The 10% premium had reflected the shortage of staff and difficulties recruiting New Zealanders, particularly post covid. 

Tunley said a pay disparity had developed between NZ works and RSE workers, even when the job’s skills were not at the “median skill” level.

Growers will also welcome the improved flexibility for RSE workers to return home in the event of family emergencies, and the ability to move among regions and employers more easily.

Tunley said the sector supports hiring New Zealanders first, but to reach its potential attracting and retaining motivated staff from here and overseas is critical.

“The RSE scheme will continue to play a critical role in this.”
The cap on accommodation costs had meant growers endured five years of inflation without being able to recoup any of those increases, and the removal of the accommodation cap will go a long way in to helping to address this, she said.

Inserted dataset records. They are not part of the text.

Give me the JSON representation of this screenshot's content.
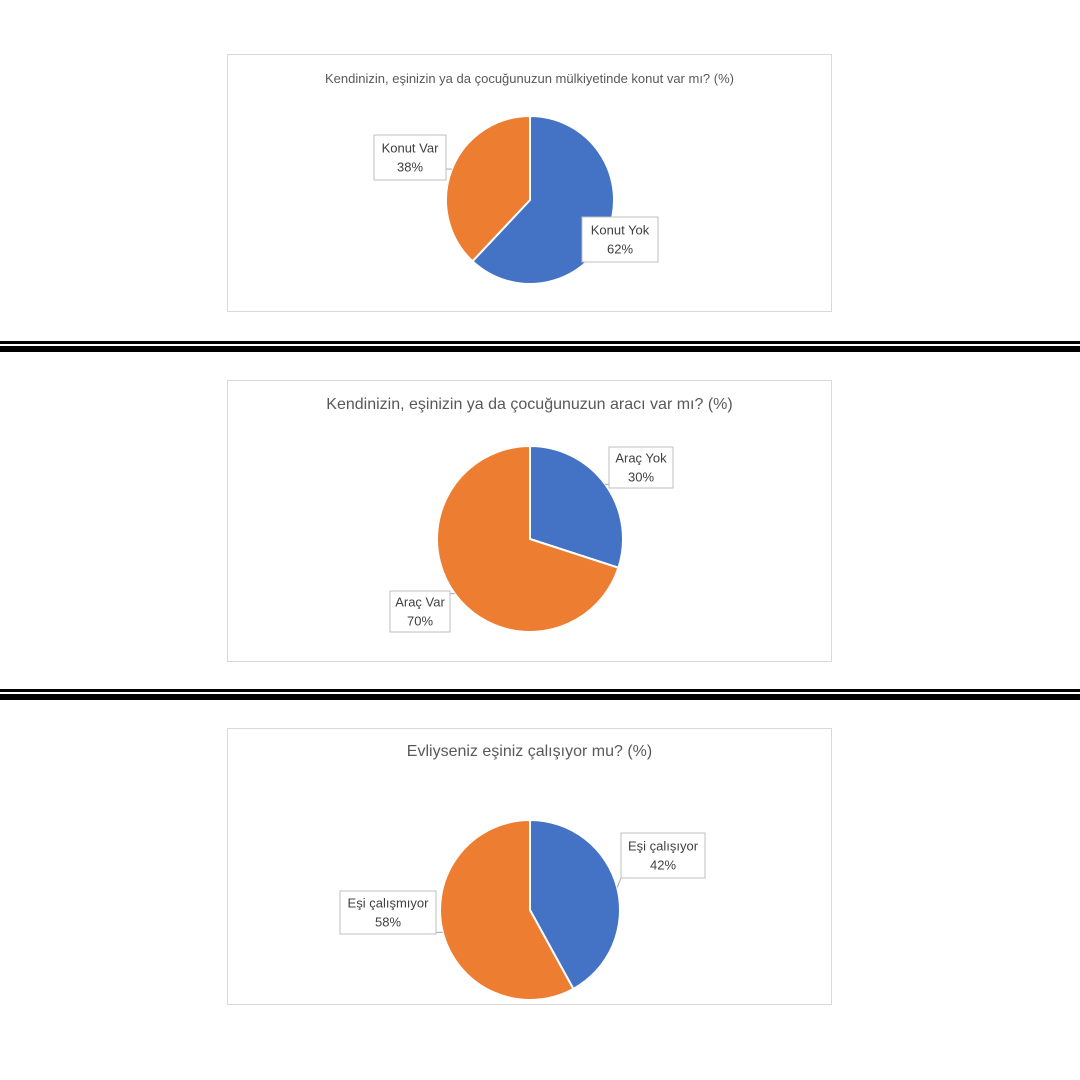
{
  "colors": {
    "series_blue": "#4472C4",
    "series_orange": "#ED7D31",
    "frame_border": "#d9d9d9"
  },
  "chart_data": [
    {
      "type": "pie",
      "title": "Kendinizin, eşinizin ya da çocuğunuzun mülkiyetinde konut var mı? (%)",
      "slices": [
        {
          "label": "Konut Yok",
          "value": 62,
          "value_label": "62%",
          "color": "#4472C4"
        },
        {
          "label": "Konut Var",
          "value": 38,
          "value_label": "38%",
          "color": "#ED7D31"
        }
      ],
      "legend": "none",
      "data_labels": "callout"
    },
    {
      "type": "pie",
      "title": "Kendinizin, eşinizin ya da çocuğunuzun aracı var mı? (%)",
      "slices": [
        {
          "label": "Araç Yok",
          "value": 30,
          "value_label": "30%",
          "color": "#4472C4"
        },
        {
          "label": "Araç Var",
          "value": 70,
          "value_label": "70%",
          "color": "#ED7D31"
        }
      ],
      "legend": "none",
      "data_labels": "callout"
    },
    {
      "type": "pie",
      "title": "Evliyseniz eşiniz çalışıyor mu? (%)",
      "slices": [
        {
          "label": "Eşi çalışıyor",
          "value": 42,
          "value_label": "42%",
          "color": "#4472C4"
        },
        {
          "label": "Eşi çalışmıyor",
          "value": 58,
          "value_label": "58%",
          "color": "#ED7D31"
        }
      ],
      "legend": "none",
      "data_labels": "callout"
    }
  ]
}
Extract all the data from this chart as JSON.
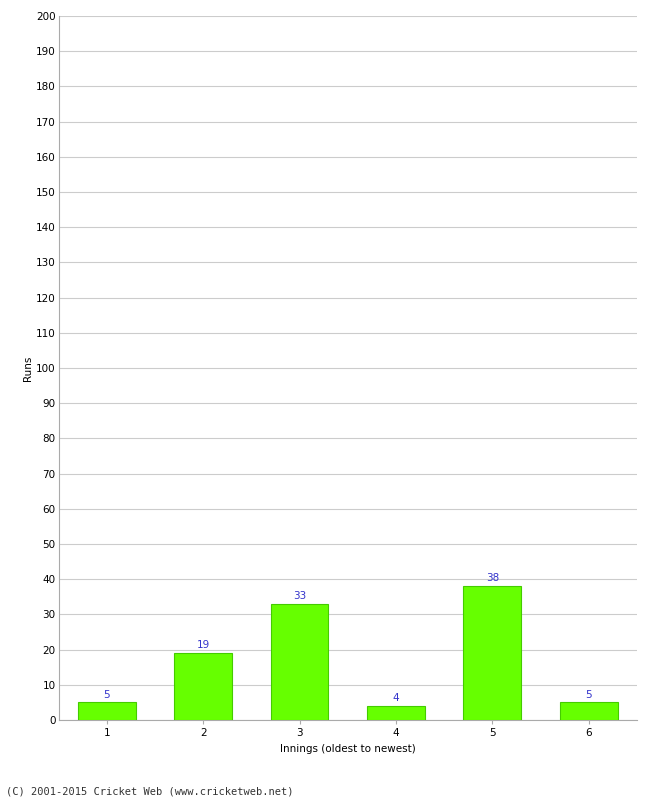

NZ Apples and Pears CEO Karen Morrish welcomed the changes coming before the new season kicks off. She said the changes strike a balance between local industry and Pacific Island communities’ needs.

“It will have considerable impact upon the continued viability of the scheme.”

Allowable numbers on the RSE scheme have been steadily rising since its inaugural season in 2007-2008 when just over 4000 workers came to NZ from largely Pacific Island nations.  

This number climbed steadily through to over 12,000 prior to covid, before plummeting to 2000 workers who remained over the pandemic during the 2020-21 season.